Aproveite essa nova promessa da indústria aeronáutica
americana para explicar à turma os princípios
físicos envolvidos no deslocamento dos dirigíveis.
Identifique além disso o combustível ideal para
essas máquinas maravilhosas.
Preparação
da aula
Providencie dois balões
de borracha, desses usados em festas de aniversário,
idênticos. Um deve estar cheio de hélio e o outro,
vazio.
Para
começo de conversa
Uma vez concluída a leitura
do texto de VEJA, solicite que os alunos destaquem aspectos
físicos como velocidade e peso do Aeroscraft, pressão
do ar nas cabines, potência das turbinas e quantidade
de gás necessária para encher o invólucro
do dirigível. Em seguida, relembre o Teorema de Arquimedes:
"Todo corpo, total ou parcialmente imerso em um fluido
(líquido, gás ou vapor), recebe deste uma força
vertical, de baixo para cima, denominada empuxo". Recorde
ainda que a intensidade ou módulo da
força empuxo é igual ao módulo do peso
do fluido deslocado. Portanto, a intensidade do empuxo (E)
depende da densidade (d) e do volume (V) de fluido deslocado
e da aceleração da gravidade (g). O conceito
é representado pela fórmula E = d·V·g.
Revise ainda a primeira lei de Newton, também conhecida
como princípio da inércia: "Todo corpo
tende a manter seu estado de repouso ou de movimento retilíneo
e uniforme a menos que seja obrigado a alterar esse estado
por ação de uma força resultante externa".
Desenhe no quadro o esquema abaixo
para explicar como um balão dirigível se move
na posição vertical. As forças atuantes
são o peso do invólucro, o peso do gás
que o preenche e o empuxo aplicado pelo ar. Se preferir, considere
só uma força peso, dada pela soma dos pesos
do invólucro e do gás em seu interior. Na situação
de equilíbrio, quando o balão fica em repouso
ou está em movimento retilíneo e uniforme, o
empuxo deve equivaler ao peso do conjunto balão + gás.
Se o módulo do peso do conjunto é maior que
o módulo do empuxo, o balão desce. Caso contrário,
ele sobe.
Atividades
Apresente à sala o balão
com hélio, segurando-o pelo nó que o fecha.
Peça que um estudante encha o outro balão, soprando-o
até que atinja o tamanho do primeiro. Só então,
o jovem deve fechá-lo. Forneça a densidade
ou massa específica dos gases: 1,29 kg/m3 para
o ar e 0,18 kg/m3 para o hélio. Ressalte que as duas
bexigas estão sujeitas a empuxos de mesma intensidade,
pois deslocam volumes praticamente iguais de ar. Por isso,
ambas são forçadas para cima com forças
de intensidade idêntica. Pergunte o que acontece se
soltarmos os dois balões de uma mesma altura. Ouça
as hipóteses e confirme que a bexiga cheia de hélio
é mais leve que a outra. Assim, a primeira apresenta
uma força resultante dirigida para cima e sobe mais
rápido.
Explore a linha do tempo que
ilustra este plano de aula. Diga que os veículos mais
leves que o ar chamam-se aerostatos e podem ser de dois tipos.
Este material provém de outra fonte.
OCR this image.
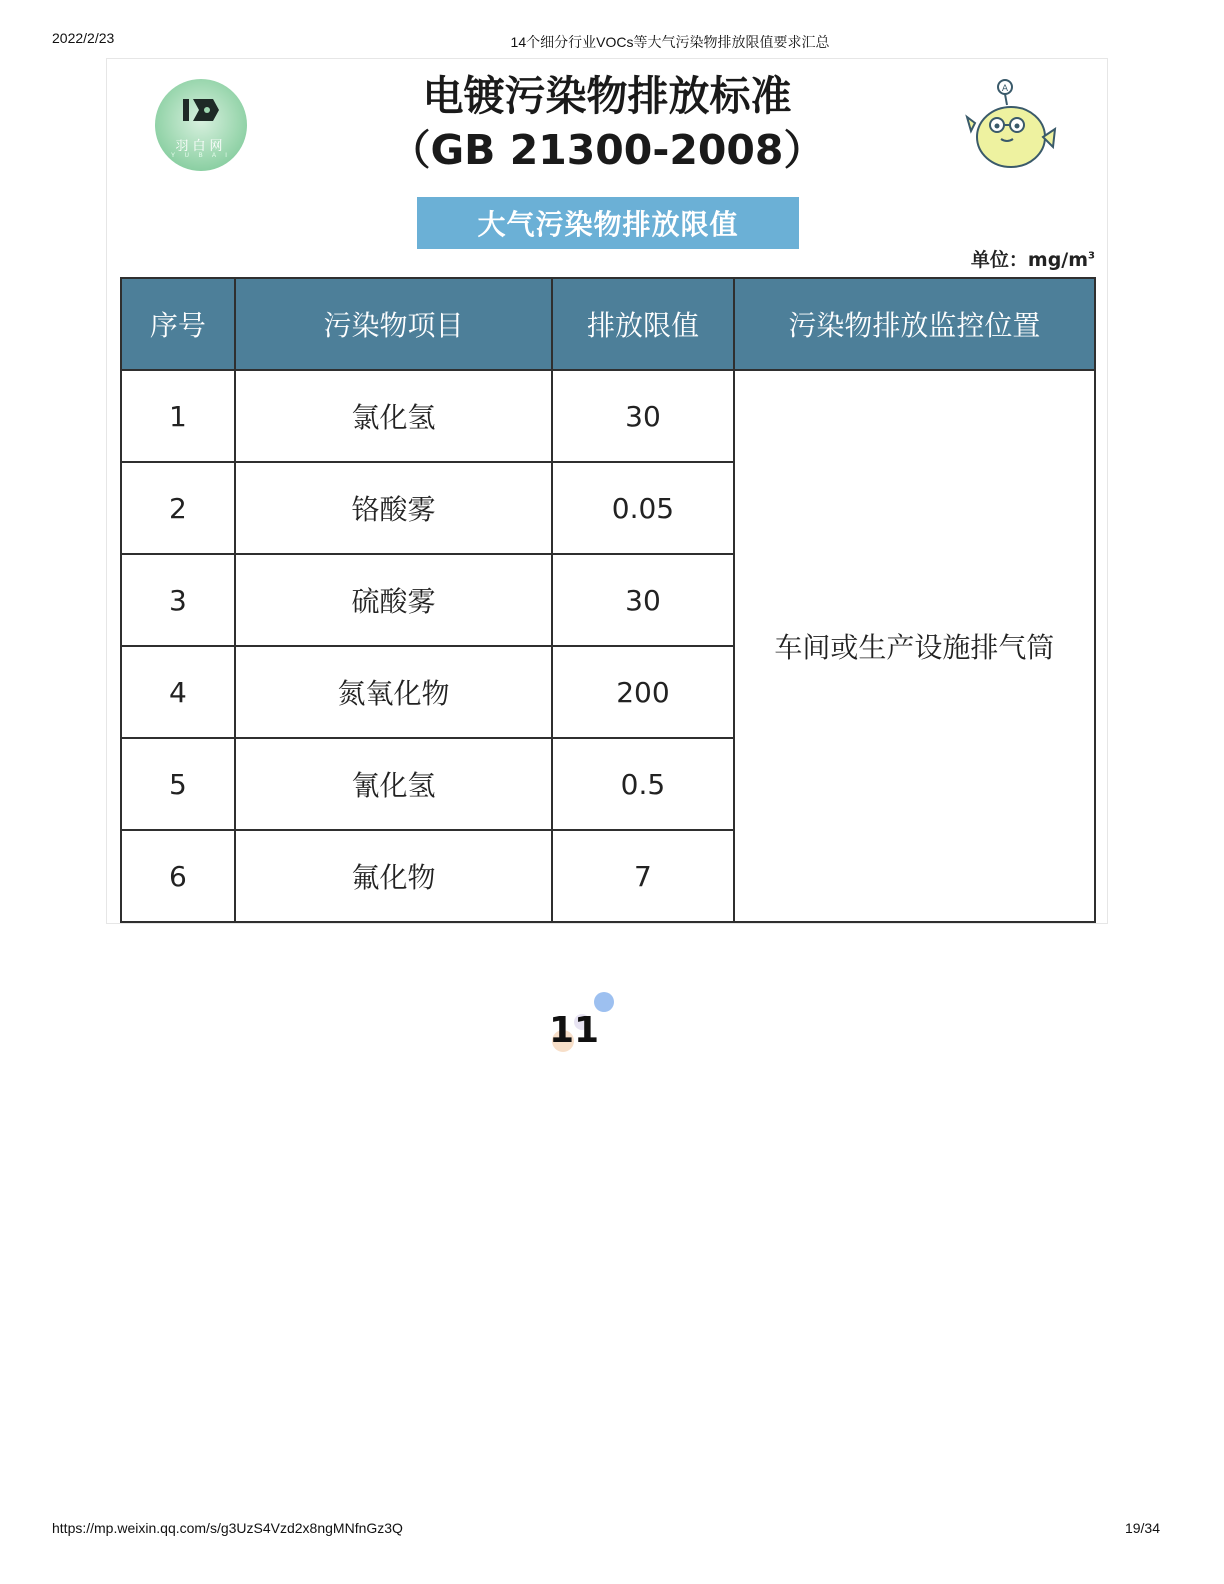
2022/2/23	14个细分行业VOCs等大气污染物排放限值要求汇总
羽白网
Y U B A I
电镀污染物排放标准
（GB 21300-2008）
A
大气污染物排放限值
单位：$mg/m^3$
序号	污染物项目	排放限值	污染物排放监控位置
1	氯化氢	30	车间或生产设施排气筒
2	铬酸雾	0.05	
3	硫酸雾	30	
4	氮氧化物	200	
5	氰化氢	0.5	
6	氟化物	7	
11
https://mp.weixin.qq.com/s/g3UzS4Vzd2x8ngMNfnGz3Q	19/34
Pergunte quais são e o que os diferencia. Ensine que
os balões não precisam de impulso para sair
do chão. O primeiro deles, projetado por um padre brasileiro
no século XVIII, voava com auxílio de ar quente
emitido por uma fogueira. O invento foi exibido em Portugal
e não agradou à Inquisição. Já
os dirigíveis, para subir, exigem que seus invólucros
sejam preenchidos com gases específicos. A variação
semi-rígida desses veículos, desenvolvida simultaneamente
no final do século XIX na França e no Brasil,
foi fundamental no estudo da relação entre atmosfera
e altitude. Nos dirigíveis rígidos, armações
metálicas sustentam o invólucro. Depois da tragédia
que destruiu o Hindenburg, em 1937, os dirigíveis saíram
de circulação por um bom tempo. Nos modelos
atuais, o hidrogênio foi substituído por hélio.
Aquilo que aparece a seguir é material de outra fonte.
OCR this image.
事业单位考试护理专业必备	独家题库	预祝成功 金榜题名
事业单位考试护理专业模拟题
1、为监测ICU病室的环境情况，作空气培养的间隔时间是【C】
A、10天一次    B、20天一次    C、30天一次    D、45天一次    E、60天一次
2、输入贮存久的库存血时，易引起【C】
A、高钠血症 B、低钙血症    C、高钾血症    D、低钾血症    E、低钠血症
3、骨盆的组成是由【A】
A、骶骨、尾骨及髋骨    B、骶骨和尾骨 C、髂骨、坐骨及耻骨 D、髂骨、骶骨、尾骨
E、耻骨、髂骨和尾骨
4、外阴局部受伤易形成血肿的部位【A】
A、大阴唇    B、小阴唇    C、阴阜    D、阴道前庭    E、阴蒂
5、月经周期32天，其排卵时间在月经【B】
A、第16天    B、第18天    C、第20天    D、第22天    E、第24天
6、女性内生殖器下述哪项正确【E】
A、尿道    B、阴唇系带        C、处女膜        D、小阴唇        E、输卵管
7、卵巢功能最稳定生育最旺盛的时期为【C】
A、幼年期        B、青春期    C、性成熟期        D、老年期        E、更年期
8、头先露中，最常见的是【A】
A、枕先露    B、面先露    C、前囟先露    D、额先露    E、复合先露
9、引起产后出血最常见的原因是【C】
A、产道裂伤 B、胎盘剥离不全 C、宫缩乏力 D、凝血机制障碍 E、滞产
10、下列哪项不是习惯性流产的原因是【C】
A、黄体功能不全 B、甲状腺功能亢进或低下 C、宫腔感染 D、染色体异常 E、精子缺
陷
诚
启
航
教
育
A classe sabe por quê? Mesmo tendo a densidade mais
leve do universo, o primeiro possui uma altíssima reatividade.
O outro, segundo gás menos pesado da natureza, é
do tipo inerte: não reage nem mesmo com chamas ou faíscas.
Por isso revelou-se o combustível ideal dos dirigíveis
que desde os anos 1990 sobrevoam as principais capitais do
país. Nesses outdoors aéreos, usados por uma
emissora de TV, jornalistas observam o trânsito e cinegrafistas
gravam partidas de futebol e desfiles de Carnaval. Além
do Aeroscraft, o que o futuro reserva para esses veículos?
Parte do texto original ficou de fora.